2014/10/08 6:07 "Andrei POPESCU" <andreimpope...@gmail.com>:
>
> On Ma, 07 oct 14, 12:00:57, Steve Litt wrote:
> >
> >https://bugs.debian.org/cgi-bin/bugreport.cgi?bug=727708
> >
> > Read ^H^H^H^H skim the thread. Notice how, in the first 10 posts, after
> > insisting that alternate inits be part of the discussion, a guy named
> > Thorsten Glaser was ordered not to bring up alternate inits in the
>
> That doesn't match my memory of the entire debate, care to refresh my
> memory with a reference?

Well, I'll tell you, Andrei. I was raised on the idea that KISS is never an
optional principle in engineering, and more especially to be strictly
observed when working with anything that has to respond to real-world
events in some pre-determined amount of time.

Perhaps that point of view colors my interpretation of the conversation in
a way different from the way you read or watched it.

> > thread again. Again and again, the conversation is steered into the
> > most limiting set of alternatives, often trampling on those who say
> > "wait a minute, let's consider other things."
>
> As far as I recall OpenRC was indeed deemed unsuitable quite early, but
> this was done on technical grounds (not ready, lack of documentation,
> lack of features, etc.).

Lack of documentation is one kind of technical ground, I suppose, but it is
a completely different topic from deterministic execution paths.

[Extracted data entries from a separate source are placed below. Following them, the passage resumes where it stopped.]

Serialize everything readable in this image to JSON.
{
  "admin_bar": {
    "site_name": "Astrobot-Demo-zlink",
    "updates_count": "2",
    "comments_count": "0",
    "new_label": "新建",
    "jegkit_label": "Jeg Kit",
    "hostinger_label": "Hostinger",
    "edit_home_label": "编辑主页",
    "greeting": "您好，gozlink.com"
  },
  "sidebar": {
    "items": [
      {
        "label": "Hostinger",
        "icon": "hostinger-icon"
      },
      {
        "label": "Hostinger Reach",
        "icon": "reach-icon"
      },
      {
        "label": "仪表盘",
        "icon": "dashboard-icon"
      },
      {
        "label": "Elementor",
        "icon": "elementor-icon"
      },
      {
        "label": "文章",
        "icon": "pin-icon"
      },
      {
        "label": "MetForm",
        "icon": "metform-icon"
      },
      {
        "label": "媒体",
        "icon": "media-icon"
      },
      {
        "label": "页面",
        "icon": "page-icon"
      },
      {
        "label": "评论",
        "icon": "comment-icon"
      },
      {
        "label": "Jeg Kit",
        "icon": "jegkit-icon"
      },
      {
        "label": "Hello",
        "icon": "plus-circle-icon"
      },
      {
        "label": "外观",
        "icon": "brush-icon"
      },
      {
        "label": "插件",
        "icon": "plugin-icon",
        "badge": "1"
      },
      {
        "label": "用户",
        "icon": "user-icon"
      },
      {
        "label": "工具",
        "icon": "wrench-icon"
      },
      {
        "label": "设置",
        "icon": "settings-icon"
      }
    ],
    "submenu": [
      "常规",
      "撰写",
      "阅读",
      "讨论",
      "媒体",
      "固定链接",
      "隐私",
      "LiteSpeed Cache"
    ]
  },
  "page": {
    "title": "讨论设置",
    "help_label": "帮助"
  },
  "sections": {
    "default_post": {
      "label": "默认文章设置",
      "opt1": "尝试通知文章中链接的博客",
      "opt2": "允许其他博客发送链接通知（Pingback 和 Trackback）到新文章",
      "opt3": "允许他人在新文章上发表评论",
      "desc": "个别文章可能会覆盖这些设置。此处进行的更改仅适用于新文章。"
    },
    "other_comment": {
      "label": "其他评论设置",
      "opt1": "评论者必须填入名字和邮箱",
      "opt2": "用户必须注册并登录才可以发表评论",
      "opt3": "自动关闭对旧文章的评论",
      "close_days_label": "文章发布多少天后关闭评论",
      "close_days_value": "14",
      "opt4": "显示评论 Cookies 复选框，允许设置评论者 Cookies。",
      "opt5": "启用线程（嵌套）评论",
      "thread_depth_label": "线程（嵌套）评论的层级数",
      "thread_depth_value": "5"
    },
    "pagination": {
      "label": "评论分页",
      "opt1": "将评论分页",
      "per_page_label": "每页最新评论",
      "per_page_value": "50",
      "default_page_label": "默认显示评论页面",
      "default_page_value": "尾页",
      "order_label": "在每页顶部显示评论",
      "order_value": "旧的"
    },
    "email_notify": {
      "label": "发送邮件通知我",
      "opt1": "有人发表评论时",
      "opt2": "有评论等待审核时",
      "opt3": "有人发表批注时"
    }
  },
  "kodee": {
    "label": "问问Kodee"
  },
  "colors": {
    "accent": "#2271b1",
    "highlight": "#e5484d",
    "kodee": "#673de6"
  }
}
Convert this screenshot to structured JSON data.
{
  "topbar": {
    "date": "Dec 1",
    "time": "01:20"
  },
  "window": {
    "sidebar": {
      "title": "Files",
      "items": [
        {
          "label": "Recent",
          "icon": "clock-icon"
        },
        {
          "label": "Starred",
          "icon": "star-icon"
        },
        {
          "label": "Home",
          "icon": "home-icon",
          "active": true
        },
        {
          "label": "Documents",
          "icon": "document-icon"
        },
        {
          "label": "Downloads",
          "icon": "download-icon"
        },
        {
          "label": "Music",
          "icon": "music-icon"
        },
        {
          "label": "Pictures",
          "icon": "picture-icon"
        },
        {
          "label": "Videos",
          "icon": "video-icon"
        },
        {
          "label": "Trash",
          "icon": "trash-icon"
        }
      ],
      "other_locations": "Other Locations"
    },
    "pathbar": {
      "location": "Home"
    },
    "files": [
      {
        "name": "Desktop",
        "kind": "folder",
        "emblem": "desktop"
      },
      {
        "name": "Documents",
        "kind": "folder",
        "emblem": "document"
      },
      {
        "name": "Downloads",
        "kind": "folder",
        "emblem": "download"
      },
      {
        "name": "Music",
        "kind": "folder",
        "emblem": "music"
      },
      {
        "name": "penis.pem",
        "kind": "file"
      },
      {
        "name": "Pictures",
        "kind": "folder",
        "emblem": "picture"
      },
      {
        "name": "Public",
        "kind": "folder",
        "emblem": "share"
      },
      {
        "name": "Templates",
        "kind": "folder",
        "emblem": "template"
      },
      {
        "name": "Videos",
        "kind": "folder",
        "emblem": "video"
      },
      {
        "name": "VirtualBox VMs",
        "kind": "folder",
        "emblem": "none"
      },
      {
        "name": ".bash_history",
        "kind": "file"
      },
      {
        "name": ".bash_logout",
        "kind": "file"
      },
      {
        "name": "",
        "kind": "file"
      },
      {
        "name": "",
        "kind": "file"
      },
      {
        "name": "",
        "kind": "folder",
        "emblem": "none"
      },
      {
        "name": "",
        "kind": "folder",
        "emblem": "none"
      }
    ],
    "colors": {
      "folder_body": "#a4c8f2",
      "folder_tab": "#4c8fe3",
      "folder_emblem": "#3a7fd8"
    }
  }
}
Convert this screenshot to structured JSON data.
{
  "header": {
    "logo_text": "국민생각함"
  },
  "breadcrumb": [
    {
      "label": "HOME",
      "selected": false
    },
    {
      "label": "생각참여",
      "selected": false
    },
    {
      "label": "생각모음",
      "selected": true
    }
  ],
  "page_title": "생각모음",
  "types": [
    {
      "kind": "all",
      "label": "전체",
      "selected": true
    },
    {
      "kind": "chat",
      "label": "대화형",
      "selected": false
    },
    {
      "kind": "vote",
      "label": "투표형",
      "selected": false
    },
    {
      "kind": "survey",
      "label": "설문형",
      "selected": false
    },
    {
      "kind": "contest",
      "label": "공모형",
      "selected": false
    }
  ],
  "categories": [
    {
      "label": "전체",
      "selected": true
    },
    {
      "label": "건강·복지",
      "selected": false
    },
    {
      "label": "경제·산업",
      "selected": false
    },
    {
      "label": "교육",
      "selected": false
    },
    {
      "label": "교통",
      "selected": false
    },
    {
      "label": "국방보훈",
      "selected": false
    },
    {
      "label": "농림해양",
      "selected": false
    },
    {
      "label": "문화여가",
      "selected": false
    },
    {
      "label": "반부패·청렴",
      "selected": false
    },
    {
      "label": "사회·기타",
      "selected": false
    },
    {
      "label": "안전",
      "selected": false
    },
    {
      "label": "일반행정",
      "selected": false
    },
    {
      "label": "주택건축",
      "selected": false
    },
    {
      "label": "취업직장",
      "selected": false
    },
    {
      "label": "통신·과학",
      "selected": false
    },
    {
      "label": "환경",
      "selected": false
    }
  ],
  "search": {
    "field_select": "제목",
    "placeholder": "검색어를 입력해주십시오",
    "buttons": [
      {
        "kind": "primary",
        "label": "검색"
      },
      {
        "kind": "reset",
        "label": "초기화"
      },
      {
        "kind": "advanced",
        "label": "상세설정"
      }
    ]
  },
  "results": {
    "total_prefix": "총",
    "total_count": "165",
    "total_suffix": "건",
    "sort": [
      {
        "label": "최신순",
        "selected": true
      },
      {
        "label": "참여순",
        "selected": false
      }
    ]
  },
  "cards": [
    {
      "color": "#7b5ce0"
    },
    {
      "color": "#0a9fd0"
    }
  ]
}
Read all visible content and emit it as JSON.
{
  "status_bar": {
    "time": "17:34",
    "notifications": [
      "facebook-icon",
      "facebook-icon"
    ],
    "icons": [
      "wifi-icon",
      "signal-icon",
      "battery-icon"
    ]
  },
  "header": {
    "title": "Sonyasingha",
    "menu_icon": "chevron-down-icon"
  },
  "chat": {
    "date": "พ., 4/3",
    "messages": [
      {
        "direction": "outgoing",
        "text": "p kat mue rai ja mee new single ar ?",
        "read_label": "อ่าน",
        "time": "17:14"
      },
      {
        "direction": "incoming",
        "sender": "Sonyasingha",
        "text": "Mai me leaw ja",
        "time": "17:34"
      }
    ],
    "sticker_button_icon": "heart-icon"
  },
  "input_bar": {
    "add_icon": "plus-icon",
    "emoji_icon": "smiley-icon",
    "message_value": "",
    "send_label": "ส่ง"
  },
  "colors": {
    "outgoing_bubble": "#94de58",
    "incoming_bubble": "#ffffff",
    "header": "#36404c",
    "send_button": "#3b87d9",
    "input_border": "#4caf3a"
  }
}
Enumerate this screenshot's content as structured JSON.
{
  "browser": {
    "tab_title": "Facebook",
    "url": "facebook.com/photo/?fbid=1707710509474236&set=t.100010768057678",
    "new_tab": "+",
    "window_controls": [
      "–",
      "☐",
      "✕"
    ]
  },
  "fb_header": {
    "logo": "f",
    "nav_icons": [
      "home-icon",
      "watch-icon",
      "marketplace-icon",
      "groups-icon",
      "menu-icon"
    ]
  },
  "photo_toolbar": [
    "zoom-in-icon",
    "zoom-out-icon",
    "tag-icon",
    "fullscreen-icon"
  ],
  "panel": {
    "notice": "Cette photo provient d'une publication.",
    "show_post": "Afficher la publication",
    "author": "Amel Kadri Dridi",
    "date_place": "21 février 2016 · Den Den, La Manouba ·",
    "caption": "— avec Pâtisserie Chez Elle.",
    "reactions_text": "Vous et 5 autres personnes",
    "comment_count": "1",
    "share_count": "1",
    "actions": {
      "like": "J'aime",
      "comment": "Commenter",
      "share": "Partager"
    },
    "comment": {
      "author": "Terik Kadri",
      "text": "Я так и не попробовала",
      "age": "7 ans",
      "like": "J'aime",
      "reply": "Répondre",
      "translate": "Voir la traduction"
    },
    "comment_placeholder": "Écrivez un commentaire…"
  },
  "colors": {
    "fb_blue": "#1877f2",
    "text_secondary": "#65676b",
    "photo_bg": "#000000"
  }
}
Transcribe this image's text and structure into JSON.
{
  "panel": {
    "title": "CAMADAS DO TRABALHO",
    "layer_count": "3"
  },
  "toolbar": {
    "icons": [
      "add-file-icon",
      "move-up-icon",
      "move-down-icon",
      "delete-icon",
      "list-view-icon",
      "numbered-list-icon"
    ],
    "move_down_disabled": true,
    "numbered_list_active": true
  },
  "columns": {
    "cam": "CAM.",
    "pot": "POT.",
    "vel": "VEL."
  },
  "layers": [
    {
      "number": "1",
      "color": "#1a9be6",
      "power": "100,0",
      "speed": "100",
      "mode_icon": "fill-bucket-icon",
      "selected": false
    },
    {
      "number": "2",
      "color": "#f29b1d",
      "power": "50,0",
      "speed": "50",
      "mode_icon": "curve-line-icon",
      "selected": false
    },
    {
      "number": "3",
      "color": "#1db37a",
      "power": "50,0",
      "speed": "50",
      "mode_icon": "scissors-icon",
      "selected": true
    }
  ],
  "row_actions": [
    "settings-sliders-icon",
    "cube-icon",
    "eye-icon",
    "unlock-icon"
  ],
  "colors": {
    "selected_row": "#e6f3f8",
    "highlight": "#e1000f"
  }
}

Lack of features is not a defect in a pid 1 process. If the traditional
sysv inherited inits have issues, pid 1 being too simple is not one of the
problems.

A good engineer can read code. No amount of engineering magic can read the
execution of a pid 1 process that is chasing its tail trying to parse an
error state. Pid 1 should never see anything more than three options to an
event -- kill, pass it on, or ignore -- and the decision chain should have
as few steps as possible, preferably less than three. Otherwise, and it
doesn't matter how many processors you have going how fast, you are going
to see the system freeze at odd times, punt at odd times, and fail to
enforce at odd times, among other issues.

And these will be the quiet kind of errors where data gets corrupted and is
lost and no one is aware of the corruption until months later, when you
really need the data but there is no way to go back and re-build it. Months
and data corruption if you're lucky, backdoors never discovered if you
aren't.

All the fuss about race conditions, all the fuss about logging, the steady
absorption of daemons, like cron, that should be separate, etc., all of
these are not features. They are symptoms of the failure to keep it simple
and avoid trying to make it too smart.

If openrc was not ready because of documentation, how can systemd ever be
considered ready until pid 1 is stripped down to the bare minimum? Greater
than 1M is two orders of magnitude beyond too big.

Does that help you see what Steve and others interpret as railroading?

Joel Rees

Computer memory is just fancy paper,
CPUs just fancy pens.
All is a stream of text
flowing from the past into the future.